Question

select all the correct answers.
which of the following statements are true about the equation below?
$x^2 - 6x + 2 = 0$

• the extreme value is at the point $(3, -7)$.
• the solutions are $x = -3 \pm \sqrt{7}$.
• the extreme value is at the point $(7, -3)$.
• the graph of the quadratic equation has a maximum value.
• the solutions are $x = 3 \pm \sqrt{7}$.
• the graph of the quadratic equation has a minimum value.

Explanation:

Step1: Determine the vertex (extreme value)

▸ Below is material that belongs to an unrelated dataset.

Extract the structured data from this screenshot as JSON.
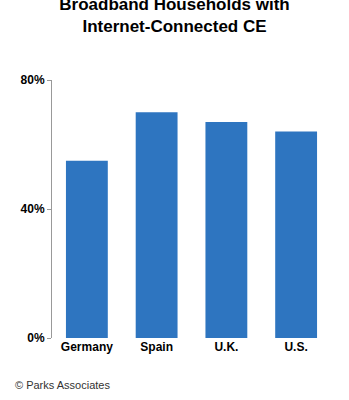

For \(ax^2 + bx + c = 0\), vertex x-coordinate is \(-\frac{b}{2a}\). Here \(a=1\), \(b=-6\), so \(x = -\frac{-6}{2(1)} = 3\). Substitute \(x=3\) into \(x^2 -6x +2\): \(3^2 -6(3)+2 = 9-18+2=-7\). Vertex is (3,-7).

Step2: Solve the quadratic equation

Using quadratic formula \(x = \frac{-b \pm \sqrt{b^2 -4ac}}{2a}\). \(b^2 -4ac = (-6)^2 -4(1)(2)=36-8=28\), so \(x = \frac{6 \pm \sqrt{28}}{2} = \frac{6 \pm 2\sqrt{7}}{2}=3 \pm \sqrt{7}\).

Step3: Determine if it's minimum or maximum

Since \(a=1>0\), the parabola opens upwards, so it has a minimum value.

Answer:

The extreme value is at the point (3, -7), The solutions are \(x = 3 \pm \sqrt{7}\), The graph of the quadratic equation has a minimum value.